Hut site, Currach Gráige, Co. Kerry
Co. Kerry |
Settlement Sites
On the lower slopes of Ballydavid Head in County Kerry, the remains of a small early settlement have largely dissolved back into the hillside.
What survives is a confusion of collapsed stone, and yet within that confusion, if you look carefully, the logic of a community's domestic arrangement begins to reassert itself. Three hut-sites once stood here, enclosed within a cashel, which is a type of early Irish stone ringfort, its circular or oval enclosing wall providing both a boundary and a degree of shelter for the people and possibly the livestock within.

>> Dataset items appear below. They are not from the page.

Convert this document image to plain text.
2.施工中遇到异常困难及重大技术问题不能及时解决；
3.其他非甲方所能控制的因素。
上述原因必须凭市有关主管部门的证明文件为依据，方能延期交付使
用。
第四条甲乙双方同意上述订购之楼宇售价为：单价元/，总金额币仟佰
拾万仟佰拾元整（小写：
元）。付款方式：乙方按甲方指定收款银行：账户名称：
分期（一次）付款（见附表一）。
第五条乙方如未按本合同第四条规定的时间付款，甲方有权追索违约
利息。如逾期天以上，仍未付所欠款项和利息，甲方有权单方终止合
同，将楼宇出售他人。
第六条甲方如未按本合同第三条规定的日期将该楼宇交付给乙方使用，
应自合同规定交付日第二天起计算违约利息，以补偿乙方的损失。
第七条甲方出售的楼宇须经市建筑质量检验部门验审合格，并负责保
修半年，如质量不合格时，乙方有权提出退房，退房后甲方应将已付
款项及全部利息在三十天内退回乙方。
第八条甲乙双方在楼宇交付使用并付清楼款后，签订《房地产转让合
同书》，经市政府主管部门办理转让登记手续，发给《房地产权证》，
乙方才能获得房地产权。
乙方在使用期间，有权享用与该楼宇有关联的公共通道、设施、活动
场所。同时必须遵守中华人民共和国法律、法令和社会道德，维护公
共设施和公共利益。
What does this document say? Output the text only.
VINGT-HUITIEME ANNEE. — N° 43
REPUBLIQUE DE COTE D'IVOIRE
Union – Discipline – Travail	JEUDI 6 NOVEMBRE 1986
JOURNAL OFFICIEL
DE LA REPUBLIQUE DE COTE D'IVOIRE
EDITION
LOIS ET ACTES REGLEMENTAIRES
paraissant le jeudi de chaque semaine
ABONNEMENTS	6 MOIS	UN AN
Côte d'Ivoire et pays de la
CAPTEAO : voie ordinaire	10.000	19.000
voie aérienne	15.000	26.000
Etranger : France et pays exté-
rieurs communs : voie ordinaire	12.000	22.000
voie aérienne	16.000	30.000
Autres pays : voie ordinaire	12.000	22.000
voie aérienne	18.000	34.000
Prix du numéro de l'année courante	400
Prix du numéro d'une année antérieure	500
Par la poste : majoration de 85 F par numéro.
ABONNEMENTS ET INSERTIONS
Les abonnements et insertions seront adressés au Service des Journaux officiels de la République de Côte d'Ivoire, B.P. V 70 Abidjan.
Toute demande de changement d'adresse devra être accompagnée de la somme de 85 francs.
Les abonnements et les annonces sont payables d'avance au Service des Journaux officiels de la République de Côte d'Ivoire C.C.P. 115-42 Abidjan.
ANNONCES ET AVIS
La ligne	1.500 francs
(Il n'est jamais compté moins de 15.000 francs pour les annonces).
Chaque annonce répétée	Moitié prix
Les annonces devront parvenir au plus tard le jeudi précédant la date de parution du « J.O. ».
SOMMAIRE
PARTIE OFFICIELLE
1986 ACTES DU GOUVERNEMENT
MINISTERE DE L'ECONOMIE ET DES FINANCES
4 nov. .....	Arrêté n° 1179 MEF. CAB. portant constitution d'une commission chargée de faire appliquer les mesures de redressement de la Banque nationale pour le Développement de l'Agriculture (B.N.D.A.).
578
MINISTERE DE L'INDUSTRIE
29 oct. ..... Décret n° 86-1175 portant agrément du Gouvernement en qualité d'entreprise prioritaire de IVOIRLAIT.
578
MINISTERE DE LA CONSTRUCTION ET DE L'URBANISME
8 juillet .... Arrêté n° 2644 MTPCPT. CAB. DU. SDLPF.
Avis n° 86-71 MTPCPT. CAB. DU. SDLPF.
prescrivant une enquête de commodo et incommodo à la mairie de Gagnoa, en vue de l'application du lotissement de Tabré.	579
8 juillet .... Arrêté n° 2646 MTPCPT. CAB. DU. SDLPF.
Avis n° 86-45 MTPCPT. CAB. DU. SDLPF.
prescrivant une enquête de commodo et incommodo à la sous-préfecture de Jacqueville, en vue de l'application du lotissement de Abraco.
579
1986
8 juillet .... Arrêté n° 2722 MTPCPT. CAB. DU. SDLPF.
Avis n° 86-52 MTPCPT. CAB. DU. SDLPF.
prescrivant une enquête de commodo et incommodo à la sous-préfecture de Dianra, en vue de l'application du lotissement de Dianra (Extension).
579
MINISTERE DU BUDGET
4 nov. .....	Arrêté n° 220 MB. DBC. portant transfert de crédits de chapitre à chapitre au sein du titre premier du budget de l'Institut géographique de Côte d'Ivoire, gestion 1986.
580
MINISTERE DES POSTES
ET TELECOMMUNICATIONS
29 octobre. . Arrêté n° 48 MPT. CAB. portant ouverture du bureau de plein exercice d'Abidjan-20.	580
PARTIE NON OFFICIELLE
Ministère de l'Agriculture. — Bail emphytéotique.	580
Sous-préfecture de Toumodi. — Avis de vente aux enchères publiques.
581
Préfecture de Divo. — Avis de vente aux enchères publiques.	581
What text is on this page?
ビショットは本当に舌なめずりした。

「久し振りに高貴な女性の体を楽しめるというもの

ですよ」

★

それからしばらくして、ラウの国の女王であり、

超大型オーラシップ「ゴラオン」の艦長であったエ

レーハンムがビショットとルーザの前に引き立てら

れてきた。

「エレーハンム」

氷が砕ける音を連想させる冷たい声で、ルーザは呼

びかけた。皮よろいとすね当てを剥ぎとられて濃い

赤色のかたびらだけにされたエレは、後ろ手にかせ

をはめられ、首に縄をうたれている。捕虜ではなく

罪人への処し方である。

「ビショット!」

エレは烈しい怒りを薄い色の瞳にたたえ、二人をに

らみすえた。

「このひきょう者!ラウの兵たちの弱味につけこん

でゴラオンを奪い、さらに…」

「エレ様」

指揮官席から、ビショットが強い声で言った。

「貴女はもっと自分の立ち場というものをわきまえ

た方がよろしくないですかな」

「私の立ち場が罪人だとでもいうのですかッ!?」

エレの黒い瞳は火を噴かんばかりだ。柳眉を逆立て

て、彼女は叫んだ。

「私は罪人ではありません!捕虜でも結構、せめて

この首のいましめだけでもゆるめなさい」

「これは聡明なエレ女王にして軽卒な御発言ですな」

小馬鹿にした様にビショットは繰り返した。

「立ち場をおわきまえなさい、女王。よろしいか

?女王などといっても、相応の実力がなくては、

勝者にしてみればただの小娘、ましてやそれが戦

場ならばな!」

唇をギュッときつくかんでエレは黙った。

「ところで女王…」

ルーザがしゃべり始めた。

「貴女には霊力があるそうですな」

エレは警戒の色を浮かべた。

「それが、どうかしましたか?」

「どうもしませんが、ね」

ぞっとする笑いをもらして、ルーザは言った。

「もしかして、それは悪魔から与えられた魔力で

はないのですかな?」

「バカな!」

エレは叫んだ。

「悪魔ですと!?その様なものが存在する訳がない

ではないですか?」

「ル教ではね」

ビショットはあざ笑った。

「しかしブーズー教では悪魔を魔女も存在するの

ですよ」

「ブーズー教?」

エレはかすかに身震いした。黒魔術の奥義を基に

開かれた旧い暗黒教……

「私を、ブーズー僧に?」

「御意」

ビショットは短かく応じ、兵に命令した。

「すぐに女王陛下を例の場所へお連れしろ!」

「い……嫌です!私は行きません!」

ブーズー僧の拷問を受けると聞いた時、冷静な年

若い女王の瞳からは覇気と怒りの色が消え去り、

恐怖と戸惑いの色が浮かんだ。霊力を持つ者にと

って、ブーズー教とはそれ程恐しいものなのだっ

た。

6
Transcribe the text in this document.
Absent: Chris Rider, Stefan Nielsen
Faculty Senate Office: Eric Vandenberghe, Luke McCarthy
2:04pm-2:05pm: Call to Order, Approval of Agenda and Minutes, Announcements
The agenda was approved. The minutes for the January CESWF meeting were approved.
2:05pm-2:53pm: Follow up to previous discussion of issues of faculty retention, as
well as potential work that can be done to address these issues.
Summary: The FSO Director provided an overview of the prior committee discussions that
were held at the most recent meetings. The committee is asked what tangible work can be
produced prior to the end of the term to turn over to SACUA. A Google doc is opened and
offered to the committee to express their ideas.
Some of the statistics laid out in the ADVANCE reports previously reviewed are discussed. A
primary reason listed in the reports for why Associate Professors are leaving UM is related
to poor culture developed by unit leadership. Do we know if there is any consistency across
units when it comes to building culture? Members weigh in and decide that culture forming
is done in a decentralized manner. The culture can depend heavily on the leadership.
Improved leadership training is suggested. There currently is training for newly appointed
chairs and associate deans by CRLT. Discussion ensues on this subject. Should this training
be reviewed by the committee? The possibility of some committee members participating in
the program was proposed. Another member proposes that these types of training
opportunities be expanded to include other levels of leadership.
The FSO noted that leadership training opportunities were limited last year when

The site sits above Smerwick Harbour and the flat plain through which the Feohanagh river drains, a position that would have offered both outlook and access to productive lowland. The enclosing wall is now most legible along the western perimeter, where a low bank of small stones retains occasional stretches of original facing. Three hut-sites can be traced abutting the inner edge of that wall, a common arrangement in cashel settlements, where structures were built against the enclosure to make use of it as a shared rear wall. The largest of the three is circular, with an internal diameter of roughly five metres, placing it within the modest but functional range typical of early medieval domestic buildings in this part of Ireland. The other two are less clearly defined, their outlines absorbed into the general scatter. The site was recorded and described by J. Cuppage in the 1986 Dingle Peninsula archaeological survey, a foundational document for understanding the dense concentration of early monuments across the Corca Dhuibhne peninsula.